C: “I do not support child rape or rape children. Why are you so obsessed with child rape?”
*C’s account reported and suspended for a week*
This was the exact wording of the tweet that earned the suspension:
Name: Isabel
Current job: guardian of empty blog*
Sole interest: rapes of white children by brown people (white rapists may continue raping with impunity, and brown kids can go hang)

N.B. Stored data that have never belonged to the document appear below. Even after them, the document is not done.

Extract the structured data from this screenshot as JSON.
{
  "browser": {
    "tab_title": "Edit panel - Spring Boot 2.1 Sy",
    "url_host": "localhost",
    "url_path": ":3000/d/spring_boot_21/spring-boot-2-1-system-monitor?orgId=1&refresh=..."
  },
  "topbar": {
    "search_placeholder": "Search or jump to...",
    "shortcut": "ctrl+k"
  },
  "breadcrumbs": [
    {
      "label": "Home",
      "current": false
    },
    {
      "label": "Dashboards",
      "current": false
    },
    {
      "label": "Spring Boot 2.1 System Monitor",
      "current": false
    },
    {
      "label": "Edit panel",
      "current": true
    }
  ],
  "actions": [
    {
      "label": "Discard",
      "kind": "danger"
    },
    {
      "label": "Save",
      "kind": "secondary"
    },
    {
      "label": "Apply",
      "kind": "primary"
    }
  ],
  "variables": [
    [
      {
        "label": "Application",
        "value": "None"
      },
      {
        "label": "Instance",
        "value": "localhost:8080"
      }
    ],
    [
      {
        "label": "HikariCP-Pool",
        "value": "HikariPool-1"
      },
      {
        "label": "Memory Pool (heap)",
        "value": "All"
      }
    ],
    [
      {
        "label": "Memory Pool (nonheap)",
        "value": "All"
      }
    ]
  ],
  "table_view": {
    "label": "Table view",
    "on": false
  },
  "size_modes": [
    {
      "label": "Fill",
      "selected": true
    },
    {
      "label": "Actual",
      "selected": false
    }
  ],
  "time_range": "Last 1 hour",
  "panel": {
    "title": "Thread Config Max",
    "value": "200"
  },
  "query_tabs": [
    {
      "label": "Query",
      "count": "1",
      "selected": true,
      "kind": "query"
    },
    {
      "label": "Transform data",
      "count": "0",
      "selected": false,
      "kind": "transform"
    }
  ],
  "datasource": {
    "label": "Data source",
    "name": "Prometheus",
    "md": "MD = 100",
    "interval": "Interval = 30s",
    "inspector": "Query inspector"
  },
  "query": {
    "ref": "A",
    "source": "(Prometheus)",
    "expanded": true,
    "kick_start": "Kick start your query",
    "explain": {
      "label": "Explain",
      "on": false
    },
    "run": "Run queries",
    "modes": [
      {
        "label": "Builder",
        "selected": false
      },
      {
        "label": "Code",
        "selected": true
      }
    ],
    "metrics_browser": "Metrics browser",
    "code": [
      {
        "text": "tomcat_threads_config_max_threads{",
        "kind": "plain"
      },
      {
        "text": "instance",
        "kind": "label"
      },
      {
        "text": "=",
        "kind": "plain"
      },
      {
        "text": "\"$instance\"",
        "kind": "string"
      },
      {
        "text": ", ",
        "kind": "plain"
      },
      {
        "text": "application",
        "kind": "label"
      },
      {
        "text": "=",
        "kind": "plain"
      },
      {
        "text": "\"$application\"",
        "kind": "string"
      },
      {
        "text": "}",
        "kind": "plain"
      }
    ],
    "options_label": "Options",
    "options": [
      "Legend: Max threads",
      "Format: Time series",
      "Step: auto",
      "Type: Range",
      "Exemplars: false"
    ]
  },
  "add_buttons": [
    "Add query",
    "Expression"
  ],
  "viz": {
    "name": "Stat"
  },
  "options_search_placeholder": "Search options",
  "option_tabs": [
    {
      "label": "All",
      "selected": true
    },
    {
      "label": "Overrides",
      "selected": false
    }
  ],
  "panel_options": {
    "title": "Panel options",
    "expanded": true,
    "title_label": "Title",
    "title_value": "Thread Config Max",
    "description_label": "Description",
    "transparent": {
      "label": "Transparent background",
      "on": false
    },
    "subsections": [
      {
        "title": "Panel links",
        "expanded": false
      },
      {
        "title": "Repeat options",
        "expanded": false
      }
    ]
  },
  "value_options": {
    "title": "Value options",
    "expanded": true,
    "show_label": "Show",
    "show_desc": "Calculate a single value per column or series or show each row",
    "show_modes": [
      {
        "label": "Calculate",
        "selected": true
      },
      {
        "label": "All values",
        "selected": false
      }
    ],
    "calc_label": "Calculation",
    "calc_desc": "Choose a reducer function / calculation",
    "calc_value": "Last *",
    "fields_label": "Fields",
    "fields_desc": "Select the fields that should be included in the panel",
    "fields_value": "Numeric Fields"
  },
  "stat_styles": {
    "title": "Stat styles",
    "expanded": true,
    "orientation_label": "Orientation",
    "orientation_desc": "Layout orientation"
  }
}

*The blog linked to in the account bio contains only dummy text. It’s one of the more transparent troll accounts I’ve seen. I can tell you that as of 1.30am on Saturday 12 May, the account @robesonblogs has also been suspended. It remains to be seen whether or not it will return. C’s account has now been restored after a weeklong ban.)
Does this tweet — in response to multiple accusations of paedophilia and support for paedophilia — really constitute a suspendable offence, Jack?
Regardless of what becomes of this particular case, or of my old Twitter account, you should know this: people are exploiting Twitter’s rules in the exact opposite way from that which you intended. Nazis are successfully removing anti-Nazi voices from Twitter. They are exploiting loopholes in your rules in order to silence opposition and facilitate the reintroduction of fascism.
Was this what you envisioned, Jack, when you launched Twitter in 2006? Was this how you imagined making the world a better place? Do you really think permanent bans should be issued without any consideration of the context in which tweets were posted? Is it maybe time for a tiny rethink?